When Tuli Kupferberg, a cofounder of the 1960s neo-Beatnik rock group The Fugs, set out to write the group’s nihilistic manifesto “Nothing,” he didn’t stray far from his Ashkenazic background. Tuli simply took the melody and format of the popular Yiddish folksong “Bulbes” and transmuted it for a new time and place, replacing bulbes (“potatoes”) with “nothing,” so that Montik—bulbes, dinstik—bulbes, mitvokh un donershtik—bulbes became Monday—nothing, Tuesday—nothing, Wednesday and Thursday—nothing.
Kupferberg even threw in a little Yiddish to acknowledge his source material:
Montik—gornisht, dinstik—gornisht, mitvokh un donershtik—gornisht . . .

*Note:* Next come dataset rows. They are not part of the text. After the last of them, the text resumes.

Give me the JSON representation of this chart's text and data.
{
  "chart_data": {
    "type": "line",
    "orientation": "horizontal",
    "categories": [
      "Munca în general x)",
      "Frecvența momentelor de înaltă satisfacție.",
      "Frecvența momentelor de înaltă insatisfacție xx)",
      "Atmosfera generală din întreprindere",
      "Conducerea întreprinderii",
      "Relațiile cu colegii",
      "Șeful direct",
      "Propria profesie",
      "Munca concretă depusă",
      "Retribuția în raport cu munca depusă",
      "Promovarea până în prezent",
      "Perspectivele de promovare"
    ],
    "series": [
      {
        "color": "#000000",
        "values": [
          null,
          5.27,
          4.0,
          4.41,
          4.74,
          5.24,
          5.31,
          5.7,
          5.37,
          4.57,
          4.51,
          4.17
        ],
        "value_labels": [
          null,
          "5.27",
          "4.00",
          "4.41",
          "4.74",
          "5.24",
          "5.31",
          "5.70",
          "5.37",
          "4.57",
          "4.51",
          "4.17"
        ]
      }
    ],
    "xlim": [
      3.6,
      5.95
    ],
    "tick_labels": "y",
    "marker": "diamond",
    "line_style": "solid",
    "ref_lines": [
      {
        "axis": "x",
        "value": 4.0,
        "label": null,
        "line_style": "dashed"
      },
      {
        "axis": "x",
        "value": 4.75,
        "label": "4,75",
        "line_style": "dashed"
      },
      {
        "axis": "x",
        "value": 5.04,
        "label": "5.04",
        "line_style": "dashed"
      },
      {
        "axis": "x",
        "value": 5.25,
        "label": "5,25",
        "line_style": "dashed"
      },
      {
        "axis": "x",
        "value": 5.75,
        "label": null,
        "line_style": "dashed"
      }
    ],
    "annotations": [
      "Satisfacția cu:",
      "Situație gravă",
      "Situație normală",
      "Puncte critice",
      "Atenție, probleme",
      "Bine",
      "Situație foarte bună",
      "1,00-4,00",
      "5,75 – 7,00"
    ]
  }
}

The song went on to invoke a litany of nothingness:
Stevenson—nothing, Humphrey—nothing, Averell Harriman—nothing.
John Stuart Mill—nil nil, Franklin Delano—nothing.
Karlos Marx—nothing, Engels—nothing, Bakunin, Kropotkin—n(y)othing!
Leon Trotsky—lots of nothing. Stalin—less than nothing!
And so was born from “Bulbes” one of the iconic songs of an era.